During SARPE, a surgeon makes strategic cuts in the bone to release the upper jaw from surrounding structures, then attaches an expansion device. The patient begins turning the expander about four days after surgery, typically achieving around 1 millimeter of widening per day. In one documented case, 8 millimeters of total expansion was achieved over 10 days. The expansion device then stays in place for up to a year while the bone heals and stabilizes.

Most SARPE patients transition to braces or aligners about six months after surgery to align the teeth within the newly widened arch. Total treatment time varies, but the combined surgical and orthodontic process typically takes one to two years. For adults with more complex skeletal discrepancies that go beyond just width, a more extensive jaw surgery (Le Fort I osteotomy) may be recommended, which can correct multiple dimensions of jaw misalignment at once.

Fixing a Functional Crossbite

Functional crossbites are the most rewarding to treat because the jaw structure is normal. The problem is a premature contact that forces the jaw off-track. In children, this is sometimes a baby tooth whose shape pushes the jaw sideways. Simply reshaping or removing that tooth can resolve the crossbite entirely.

In other cases, a tongue habit or low tongue posture contributes to the problem. When the tongue chronically rests low in the mouth instead of against the palate, it fails to provide the outward pressure that helps the upper jaw develop width. This is where orofacial myofunctional therapy, essentially physical therapy for the tongue and facial muscles, plays a supporting role. The exercises train proper tongue posture at rest and during swallowing, which helps maintain correction after orthodontic treatment. Research shows this therapy significantly improves tongue elevation strength, resting tongue posture, and tongue position during swallowing. Without addressing the underlying tongue habit, relapse is more likely because the muscular forces that contributed to the crossbite haven’t changed.

Relapse Rates and Long-Term Stability

A 2024 systematic review and meta-analysis found that roughly 1 in 5 children who have a posterior crossbite corrected will experience some degree of relapse at long-term follow-up. Specifically, 19.5% of treated patients had their crossbite return, and about 19% of the total expansion achieved (including intentional overexpansion) was lost over time.

This is why orthodontists routinely overexpand, building in a buffer to account for the expected settling back. Retainers are also critical. After expansion, a fixed or bonded retainer on the upper arch helps hold the new width while the bone fully mineralizes. Removable retainers are an option as well, but they depend entirely on compliance. The retention phase typically lasts at least a year after active expansion, and many orthodontists recommend longer.

Myofunctional therapy appears to improve long-term stability by addressing the soft-tissue forces that act on the teeth around the clock.
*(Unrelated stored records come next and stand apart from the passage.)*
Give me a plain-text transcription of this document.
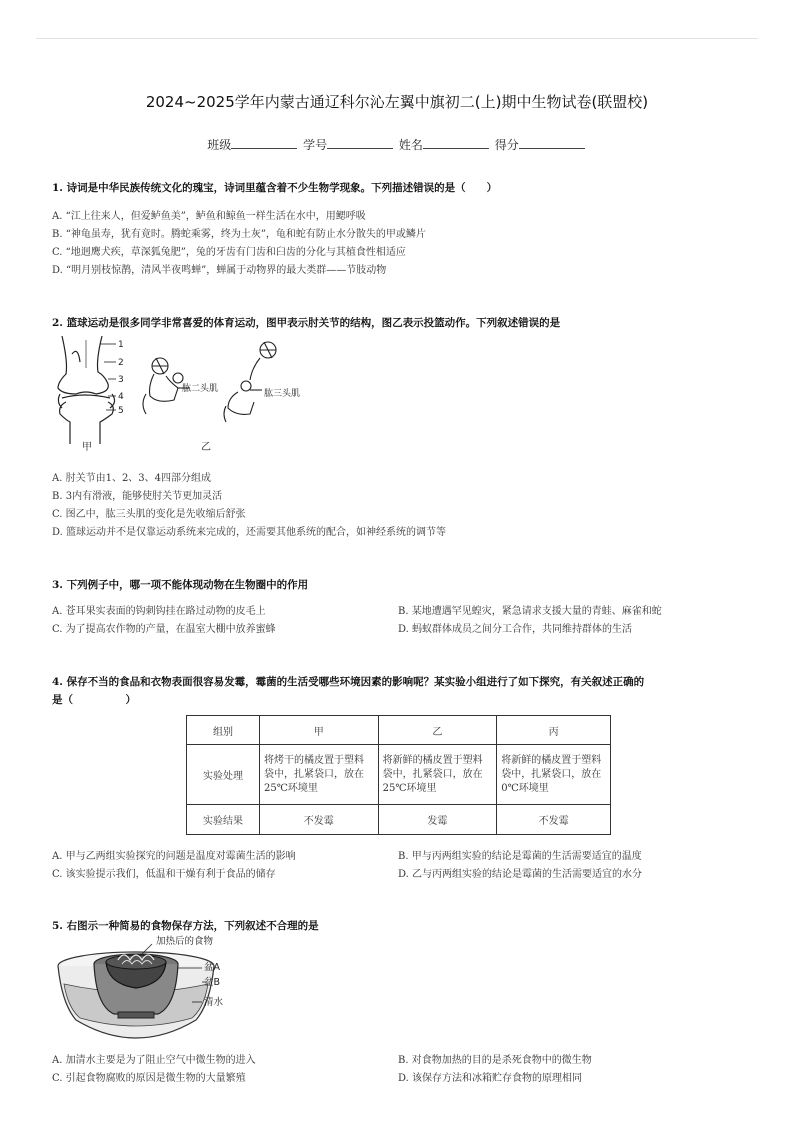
2024~2025学年内蒙古通辽科尔沁左翼中旗初二(上)期中生物试卷(联盟校)
班级	学号	姓名	得分
1. 诗词是中华民族传统文化的瑰宝，诗词里蕴含着不少生物学现象。下列描述错误的是（　　）
A. “江上往来人，但爱鲈鱼美”，鲈鱼和鲸鱼一样生活在水中，用鳃呼吸
B. “神龟虽寿，犹有竟时。腾蛇乘雾，终为土灰”，龟和蛇有防止水分散失的甲或鳞片
C. “地迥鹰犬疾，草深狐兔肥”，兔的牙齿有门齿和臼齿的分化与其植食性相适应
D. “明月别枝惊鹊，清风半夜鸣蝉”，蝉属于动物界的最大类群——节肢动物
2. 篮球运动是很多同学非常喜爱的体育运动，图甲表示肘关节的结构，图乙表示投篮动作。下列叙述错误的是
1
2
3
4
5
甲	乙
肱二头肌	肱三头肌
A. 肘关节由1、2、3、4四部分组成
B. 3内有滑液，能够使肘关节更加灵活
C. 图乙中，肱三头肌的变化是先收缩后舒张
D. 篮球运动并不是仅靠运动系统来完成的，还需要其他系统的配合，如神经系统的调节等
3. 下列例子中，哪一项不能体现动物在生物圈中的作用
A. 苍耳果实表面的钩刺钩挂在路过动物的皮毛上	B. 某地遭遇罕见蝗灾，紧急请求支援大量的青蛙、麻雀和蛇
C. 为了提高农作物的产量，在温室大棚中放养蜜蜂	D. 蚂蚁群体成员之间分工合作，共同维持群体的生活
4. 保存不当的食品和衣物表面很容易发霉，霉菌的生活受哪些环境因素的影响呢？某实验小组进行了如下探究，有关叙述正确的
是（　　　　　）
组别	甲	乙	丙
实验处理	将烤干的橘皮置于塑料袋中，扎紧袋口，放在25℃环境里	将新鲜的橘皮置于塑料袋中，扎紧袋口，放在25℃环境里	将新鲜的橘皮置于塑料袋中，扎紧袋口，放在0℃环境里
实验结果	不发霉	发霉	不发霉
A. 甲与乙两组实验探究的问题是温度对霉菌生活的影响	B. 甲与丙两组实验的结论是霉菌的生活需要适宜的温度
C. 该实验提示我们，低温和干燥有利于食品的储存	D. 乙与丙两组实验的结论是霉菌的生活需要适宜的水分
5. 右图示一种简易的食物保存方法，下列叙述不合理的是
加热后的食物
盆A
盆B
清水
A. 加清水主要是为了阻止空气中微生物的进入	B. 对食物加热的目的是杀死食物中的微生物
C. 引起食物腐败的原因是微生物的大量繁殖	D. 该保存方法和冰箱贮存食物的原理相同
If the tongue rests in the right position and swallowing patterns are normal, the teeth have a better chance of staying where they’ve been moved. Appliances alone can’t override years of abnormal muscle patterns once they’re removed.

Choosing the Right Treatment Path

The fix for your crossbite comes down to two questions: is the problem in the teeth or the bone, and are you still growing? Here’s a simplified breakdown:

  • Child under 10 with a narrow upper jaw: Rapid palatal expander, possibly followed by braces in the teen years.
  • Child or teen with one or two teeth in crossbite: Braces or aligners to reposition the individual teeth.
  • Child with a functional crossbite: Remove the interference (sometimes as simple as adjusting a tooth), address any tongue or muscle habits.
  • Adult with a mild dental crossbite: Braces or clear aligners with cross-elastics.
  • Adult with a skeletal crossbite over 5 mm: SARPE surgery followed by orthodontic finishing, total timeline of one to two years.

If you’re an adult wondering whether you’ve “missed the window,” you haven’t. The treatments are more involved than they would have been in childhood, and recovery takes longer, but the outcomes are comparable. The real cost of waiting is the accumulated wear, gum recession, and jaw compensation that build up over years of biting in a misaligned position.